Sobre isso, é bom que se esclareça: nenhuma descoberta científica jamais provará a inexistência de deus, como desafiam os religiosos. Isso é assim por uma questão lógica. Só se pode provar que algo “existe”. Não se pode provar que algo “não existe”. Justamente por isso, o ónus da prova recai sempre sobre aquele que quer demonstrar a existência de algo. Mas cada descoberta científica prova, isso sim, que deus não é necessário. Com o tempo e com o avanço da ciência, assim esperamos, a hipótese de um ser-criador do céu e da terra ficará cada vez mais insustentável e as pessoas abandonarão essa ideia de maneira mais ou menos natural.
As conclusões políticas
A discussão sobre o bosão de Higgs remete-nos também a outras, mais políticas. Em primeiro lugar, ficou definitivamente comprovada a importância decisiva do financiamento estatal às pesquisas científicas. O LHC custou cerca de 3 mil milhões de euros. Quando começaram as discussões sobre sua construção, muitos políticos e meios de comunicação criticaram o projeto como sendo um “brinquedinho” para cientistas vaidosos brincarem de deus. Obviamente, nenhuma empresa privada queria investir tanto dinheiro em algo que não se tinha nenhuma certeza que iria dar certo. Chegou-se a especular que os experimentos com as nuvens de protões gerariam um buraco-negro que engoliria todo o planeta, etc. Tamanho o obscurantismo de certos meios reacionários…

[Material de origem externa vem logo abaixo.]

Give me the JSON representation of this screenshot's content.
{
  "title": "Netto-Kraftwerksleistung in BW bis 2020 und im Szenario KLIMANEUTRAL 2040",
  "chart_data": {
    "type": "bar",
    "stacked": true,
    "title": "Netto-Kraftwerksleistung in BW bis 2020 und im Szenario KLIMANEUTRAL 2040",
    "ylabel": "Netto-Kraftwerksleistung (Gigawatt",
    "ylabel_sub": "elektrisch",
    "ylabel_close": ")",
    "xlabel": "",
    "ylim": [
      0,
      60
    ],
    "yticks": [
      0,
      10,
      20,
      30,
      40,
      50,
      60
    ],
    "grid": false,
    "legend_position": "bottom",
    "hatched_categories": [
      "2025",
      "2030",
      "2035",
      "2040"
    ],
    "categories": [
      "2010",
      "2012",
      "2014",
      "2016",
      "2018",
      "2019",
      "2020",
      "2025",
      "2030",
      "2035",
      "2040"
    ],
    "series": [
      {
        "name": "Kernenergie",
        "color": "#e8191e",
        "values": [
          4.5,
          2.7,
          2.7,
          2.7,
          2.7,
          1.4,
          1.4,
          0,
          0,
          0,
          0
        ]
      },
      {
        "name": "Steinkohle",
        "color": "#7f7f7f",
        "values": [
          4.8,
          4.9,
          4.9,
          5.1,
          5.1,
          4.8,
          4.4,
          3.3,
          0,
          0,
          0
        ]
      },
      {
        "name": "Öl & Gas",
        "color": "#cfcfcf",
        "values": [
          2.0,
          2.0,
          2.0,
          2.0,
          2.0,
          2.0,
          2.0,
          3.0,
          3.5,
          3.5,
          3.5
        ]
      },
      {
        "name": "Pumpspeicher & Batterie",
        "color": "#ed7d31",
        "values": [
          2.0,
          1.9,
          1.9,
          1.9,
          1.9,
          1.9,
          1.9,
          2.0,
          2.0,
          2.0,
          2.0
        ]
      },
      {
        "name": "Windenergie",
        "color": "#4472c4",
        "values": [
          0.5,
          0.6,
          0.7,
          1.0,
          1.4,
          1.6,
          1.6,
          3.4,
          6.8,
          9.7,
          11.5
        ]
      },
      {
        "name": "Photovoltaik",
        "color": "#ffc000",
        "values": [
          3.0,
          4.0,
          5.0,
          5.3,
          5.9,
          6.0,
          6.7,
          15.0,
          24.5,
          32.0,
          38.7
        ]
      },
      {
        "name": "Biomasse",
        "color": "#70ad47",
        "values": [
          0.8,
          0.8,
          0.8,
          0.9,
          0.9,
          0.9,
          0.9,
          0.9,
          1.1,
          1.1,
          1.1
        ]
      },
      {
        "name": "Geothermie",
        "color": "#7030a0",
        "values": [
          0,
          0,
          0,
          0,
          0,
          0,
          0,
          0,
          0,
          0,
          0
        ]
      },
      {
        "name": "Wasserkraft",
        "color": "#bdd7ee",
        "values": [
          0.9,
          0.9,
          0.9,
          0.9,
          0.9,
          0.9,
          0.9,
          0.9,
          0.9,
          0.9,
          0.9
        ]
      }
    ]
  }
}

Pois o LHC não só foi construído com dinheiro estatal num consórcio entre diversos países, como funciona de maneira extremamente democrática: os dados obtidos em todos os experimentos são compartilhados livremente com milhares de cientistas no mundo inteiro. Ficou provado também, portanto, que as atuais leis que regem a propriedade intelectual na maioria dos países protegem apenas as grandes corporações, sendo absolutamente nefastas para desenvolvimento da ciência. É preciso garantir a livre partilha de toda e qualquer informação, seja ela científica, cultural, política ou de qualquer outra natureza. As novas leis que estão sendo votadas em vários países, sobretudo EUA e Europa, e que regulam o uso da Internet e criminalizam a partilha de informação, sob a justificação da “proteção” dos autores, vai em contra-mão com a história. Puxa a humanidade para trás.

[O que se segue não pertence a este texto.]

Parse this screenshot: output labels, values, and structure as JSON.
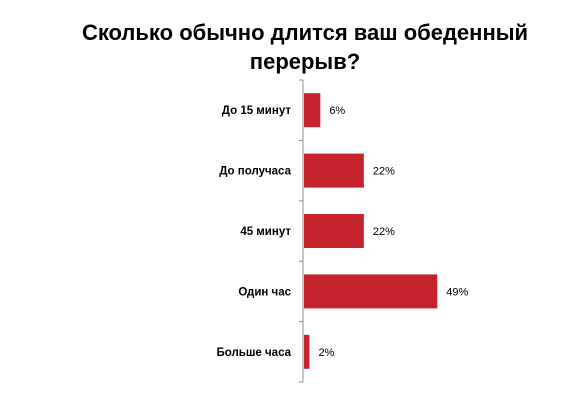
{
  "chart_data": {
    "type": "bar",
    "orientation": "horizontal",
    "title_lines": [
      "Сколько обычно длится ваш обеденный",
      "перерыв?"
    ],
    "categories": [
      "До 15 минут",
      "До получаса",
      "45 минут",
      "Один час",
      "Больше часа"
    ],
    "values": [
      6,
      22,
      22,
      49,
      2
    ],
    "value_labels": [
      "6%",
      "22%",
      "22%",
      "49%",
      "2%"
    ],
    "unit": "%",
    "xlim": [
      0,
      60
    ],
    "grid": false,
    "legend": "none",
    "bar_color": "#C4242B"
  }
}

O espírito da ciência e o socialismo
O que buscam os cientistas do CERN quando enviam os dados de seus experimentos para colegas do mundo inteiro? A resposta é simples: buscam críticas ao seu trabalho. Querem que outros cientistas encontrem os erros que eles não encontraram. Tal é o espírito da verdadeira ciência: a verdadeira ciência é movida por grandes paixões e hipótese visionárias, mas é rigidamente controlada pelo pensamento céptico. A ciência não busca respostas fáceis e fábulas reconfortantes. A ciência busca a verdade. Só a verdade lhe interessa, por dura, incómoda ou vulgar que seja.

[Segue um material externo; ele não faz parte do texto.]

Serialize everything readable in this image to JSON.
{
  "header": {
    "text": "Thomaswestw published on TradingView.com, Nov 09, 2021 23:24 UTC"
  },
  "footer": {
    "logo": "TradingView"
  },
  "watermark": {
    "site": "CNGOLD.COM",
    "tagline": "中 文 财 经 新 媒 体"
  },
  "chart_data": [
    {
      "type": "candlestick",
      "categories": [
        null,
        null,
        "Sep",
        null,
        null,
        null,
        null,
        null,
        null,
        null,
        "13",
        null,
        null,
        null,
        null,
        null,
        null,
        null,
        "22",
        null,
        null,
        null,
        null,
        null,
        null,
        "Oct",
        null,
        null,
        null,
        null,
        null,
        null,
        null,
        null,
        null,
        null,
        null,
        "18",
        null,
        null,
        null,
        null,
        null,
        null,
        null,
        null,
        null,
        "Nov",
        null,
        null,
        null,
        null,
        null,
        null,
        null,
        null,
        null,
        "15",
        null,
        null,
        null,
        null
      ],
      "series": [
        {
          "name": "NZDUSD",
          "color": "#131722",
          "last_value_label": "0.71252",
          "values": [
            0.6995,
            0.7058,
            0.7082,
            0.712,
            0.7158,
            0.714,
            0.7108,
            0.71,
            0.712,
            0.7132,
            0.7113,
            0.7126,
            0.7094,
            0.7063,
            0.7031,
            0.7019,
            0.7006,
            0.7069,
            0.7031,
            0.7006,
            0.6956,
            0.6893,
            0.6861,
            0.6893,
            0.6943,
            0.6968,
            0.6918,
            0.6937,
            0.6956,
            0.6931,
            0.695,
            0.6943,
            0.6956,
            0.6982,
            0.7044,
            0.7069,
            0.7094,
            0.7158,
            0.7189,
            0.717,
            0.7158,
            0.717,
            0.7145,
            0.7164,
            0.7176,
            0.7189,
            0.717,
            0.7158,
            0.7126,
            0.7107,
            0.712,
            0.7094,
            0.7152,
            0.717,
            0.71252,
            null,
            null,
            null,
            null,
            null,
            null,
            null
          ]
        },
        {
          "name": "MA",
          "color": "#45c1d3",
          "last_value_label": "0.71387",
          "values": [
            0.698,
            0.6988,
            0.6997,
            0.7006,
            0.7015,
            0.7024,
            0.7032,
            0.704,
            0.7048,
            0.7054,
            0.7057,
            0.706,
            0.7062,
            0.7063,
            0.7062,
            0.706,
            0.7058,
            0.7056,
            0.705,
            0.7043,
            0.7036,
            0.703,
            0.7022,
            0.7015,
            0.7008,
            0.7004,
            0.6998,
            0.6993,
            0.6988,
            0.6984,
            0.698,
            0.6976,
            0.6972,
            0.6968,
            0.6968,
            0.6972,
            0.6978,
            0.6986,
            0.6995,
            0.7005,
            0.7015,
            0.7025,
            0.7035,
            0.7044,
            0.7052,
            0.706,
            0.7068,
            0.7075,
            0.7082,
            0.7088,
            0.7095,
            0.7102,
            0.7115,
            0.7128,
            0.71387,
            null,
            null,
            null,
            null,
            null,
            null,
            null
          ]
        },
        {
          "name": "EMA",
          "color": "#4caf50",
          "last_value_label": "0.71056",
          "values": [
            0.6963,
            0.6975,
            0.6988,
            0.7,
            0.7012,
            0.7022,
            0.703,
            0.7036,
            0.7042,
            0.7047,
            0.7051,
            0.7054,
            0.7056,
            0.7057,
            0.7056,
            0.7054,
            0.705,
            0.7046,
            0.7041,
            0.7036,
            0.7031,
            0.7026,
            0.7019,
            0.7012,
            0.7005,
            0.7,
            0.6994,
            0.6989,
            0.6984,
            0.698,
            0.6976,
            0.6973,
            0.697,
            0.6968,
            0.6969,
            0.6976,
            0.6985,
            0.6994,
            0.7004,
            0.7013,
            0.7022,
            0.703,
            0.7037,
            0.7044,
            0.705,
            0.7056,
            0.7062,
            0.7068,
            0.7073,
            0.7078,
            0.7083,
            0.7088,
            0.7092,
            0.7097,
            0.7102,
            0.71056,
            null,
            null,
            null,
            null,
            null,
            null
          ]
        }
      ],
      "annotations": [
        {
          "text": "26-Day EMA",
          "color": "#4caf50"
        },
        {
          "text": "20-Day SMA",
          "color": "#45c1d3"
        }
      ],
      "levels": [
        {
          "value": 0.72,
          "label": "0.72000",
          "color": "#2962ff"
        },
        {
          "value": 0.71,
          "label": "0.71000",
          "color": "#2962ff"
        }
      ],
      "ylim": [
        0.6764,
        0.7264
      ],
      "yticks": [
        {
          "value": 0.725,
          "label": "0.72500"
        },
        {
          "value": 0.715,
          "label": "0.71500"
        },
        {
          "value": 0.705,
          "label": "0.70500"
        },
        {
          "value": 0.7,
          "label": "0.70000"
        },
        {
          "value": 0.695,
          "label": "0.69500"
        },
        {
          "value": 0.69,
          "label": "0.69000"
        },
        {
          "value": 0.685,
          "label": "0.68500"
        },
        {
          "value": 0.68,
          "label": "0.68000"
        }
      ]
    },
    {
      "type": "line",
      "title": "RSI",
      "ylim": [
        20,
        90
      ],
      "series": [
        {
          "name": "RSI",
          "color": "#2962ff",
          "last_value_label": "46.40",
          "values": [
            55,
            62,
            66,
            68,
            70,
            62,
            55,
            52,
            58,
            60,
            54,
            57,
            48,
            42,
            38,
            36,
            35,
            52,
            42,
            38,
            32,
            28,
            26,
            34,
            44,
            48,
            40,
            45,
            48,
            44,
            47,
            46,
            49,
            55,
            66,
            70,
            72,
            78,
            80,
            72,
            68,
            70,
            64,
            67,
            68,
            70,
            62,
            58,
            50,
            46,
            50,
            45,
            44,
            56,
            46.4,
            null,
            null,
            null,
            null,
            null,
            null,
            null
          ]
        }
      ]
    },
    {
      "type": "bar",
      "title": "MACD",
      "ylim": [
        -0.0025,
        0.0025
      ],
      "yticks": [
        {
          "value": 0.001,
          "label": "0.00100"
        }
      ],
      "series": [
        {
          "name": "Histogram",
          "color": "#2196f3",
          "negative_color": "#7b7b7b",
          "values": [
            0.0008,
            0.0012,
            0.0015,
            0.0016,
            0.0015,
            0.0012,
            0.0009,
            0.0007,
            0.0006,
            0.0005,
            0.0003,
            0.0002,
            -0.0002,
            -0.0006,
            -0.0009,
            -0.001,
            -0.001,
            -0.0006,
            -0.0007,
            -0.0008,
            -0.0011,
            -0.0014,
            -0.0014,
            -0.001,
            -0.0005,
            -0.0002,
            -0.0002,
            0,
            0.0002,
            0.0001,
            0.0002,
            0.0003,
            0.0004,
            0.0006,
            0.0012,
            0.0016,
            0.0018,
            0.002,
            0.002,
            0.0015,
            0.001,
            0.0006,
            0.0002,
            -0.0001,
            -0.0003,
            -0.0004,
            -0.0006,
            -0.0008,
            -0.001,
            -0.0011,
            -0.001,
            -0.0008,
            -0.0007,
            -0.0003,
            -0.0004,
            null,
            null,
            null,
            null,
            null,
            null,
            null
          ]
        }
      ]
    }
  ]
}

O socialismo, ao libertar a sociedade das amarras da propriedade privada e do lucro, dará à ciência um impulso nunca visto. A ciência verdadeira, sinónimo de liberdade e humildade, será ensinada nas escolas, na Internet, nos programas de TV (ou outras tecnologias que venham a ser criadas) de maneira profunda e interessante, e substituirá as actividades fúteis e alienantes que preenchem hoje a infância das nossas crianças. A população será cientificamente culta. Dessa população culta e consciente, destacar-se-ão em número inacreditável para nossos padrões atuais, os novos génios do mundo comunista. As mais fantásticas obras da ficção científica serão realidade no nosso quotidiano, e o cidadão comum terá acesso não apenas ao fruto da ciência, ou seja, à tecnologia, como é hoje, mas conhecerá o próprio processo científico. Será mais consciente de si mesmo e do mundo a seu redor. A simples curiosidade, característica dos mamíferos superiores (e não devemos esquecer nunca que somos apenas uma entre as várias espécies de mamíferos) trouxe o homem até aqui. No futuro, conduzirá a humanidade muito além, até fronteiras jamais sonhadas.